SoccerNASA Using the SoccerNASA applet, students can learn about the motion of a kicked soccer ball. SoccerNASA lets you control the value of all the parameters that affect the flight of soccer kick. You can choose a penalty kick, a free kick, or a corner kick. You select the stadium location and weather conditions that determine the air density, speed of the kick, and spin on the ball. You can also vary the lift and drag coefficients and the location of a free kick. All of the input conditions are set using the input boxes, sliders, choice boxes, and buttons on the display. The objective is to put the ball in the net. You can play the game at any of the stadium locations from the 2010 World Cup. Output includes multiple views to help the student visualize the movement of the ball in all three dimensions.

3. Go to the directory where you have stored "Soccer.zip" and open the "WinZip" program.
4. "Extract" all the files. If you skip this step, you will only see a grey box when you try to run SoccerNASA.
5. Click on Ball.html to launch your browser and load the driver program.

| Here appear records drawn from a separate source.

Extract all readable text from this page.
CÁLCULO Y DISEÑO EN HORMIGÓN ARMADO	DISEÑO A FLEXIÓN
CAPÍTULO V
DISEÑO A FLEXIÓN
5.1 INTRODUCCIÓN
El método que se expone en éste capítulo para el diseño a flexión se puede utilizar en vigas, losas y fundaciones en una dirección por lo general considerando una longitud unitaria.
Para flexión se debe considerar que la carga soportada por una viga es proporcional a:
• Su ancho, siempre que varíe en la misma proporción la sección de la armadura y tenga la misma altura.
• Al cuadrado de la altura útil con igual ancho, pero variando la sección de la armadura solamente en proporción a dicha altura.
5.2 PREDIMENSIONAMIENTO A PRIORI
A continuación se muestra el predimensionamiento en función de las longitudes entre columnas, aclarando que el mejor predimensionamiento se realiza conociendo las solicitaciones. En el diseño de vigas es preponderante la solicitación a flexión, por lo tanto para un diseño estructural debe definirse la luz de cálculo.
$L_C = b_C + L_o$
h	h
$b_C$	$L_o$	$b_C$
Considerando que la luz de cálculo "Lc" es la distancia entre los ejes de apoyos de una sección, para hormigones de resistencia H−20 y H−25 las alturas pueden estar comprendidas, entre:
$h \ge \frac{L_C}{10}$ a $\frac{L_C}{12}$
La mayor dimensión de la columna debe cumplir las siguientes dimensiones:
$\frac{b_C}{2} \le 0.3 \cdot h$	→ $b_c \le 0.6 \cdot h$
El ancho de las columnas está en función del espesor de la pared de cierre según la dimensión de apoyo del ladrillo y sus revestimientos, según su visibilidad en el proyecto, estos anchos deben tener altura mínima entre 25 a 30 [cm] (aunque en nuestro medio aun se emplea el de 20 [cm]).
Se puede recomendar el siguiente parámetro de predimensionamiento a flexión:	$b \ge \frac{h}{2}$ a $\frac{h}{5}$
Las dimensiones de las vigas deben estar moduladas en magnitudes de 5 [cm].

This software is in the Public Domain. It may be freely copied and used in non-commercial products, assuming proper credit to the author is given. IT MAY NOT BE RESOLD. If you want to use the software for commercial products, contact the author. No copyright is claimed in the United States under Title 17, U. S. Code. This software is provided "as is" without any warranty of any kind, either express, implied, or statutory, including, but not limited to, any warranty that the software will conform to specifications, any implied warranties of merchantability, fitness for a particular purpose, and freedom from infringement, and any warranty that the documentation will conform to the program, or any warranty that the software will be error free. In no event shall NASA be liable for any damages, including, but not limited to direct, indirect, special or consequential damages, arising out of, resulting from, or in any way connected with this software, whether or not based on warranty, contract, tort or otherwise, whether or not injury was sustained by persons or property or otherwise, and whether or not loss was sustained from, or arose out of the results of, or use of, the software or services provided hereunder.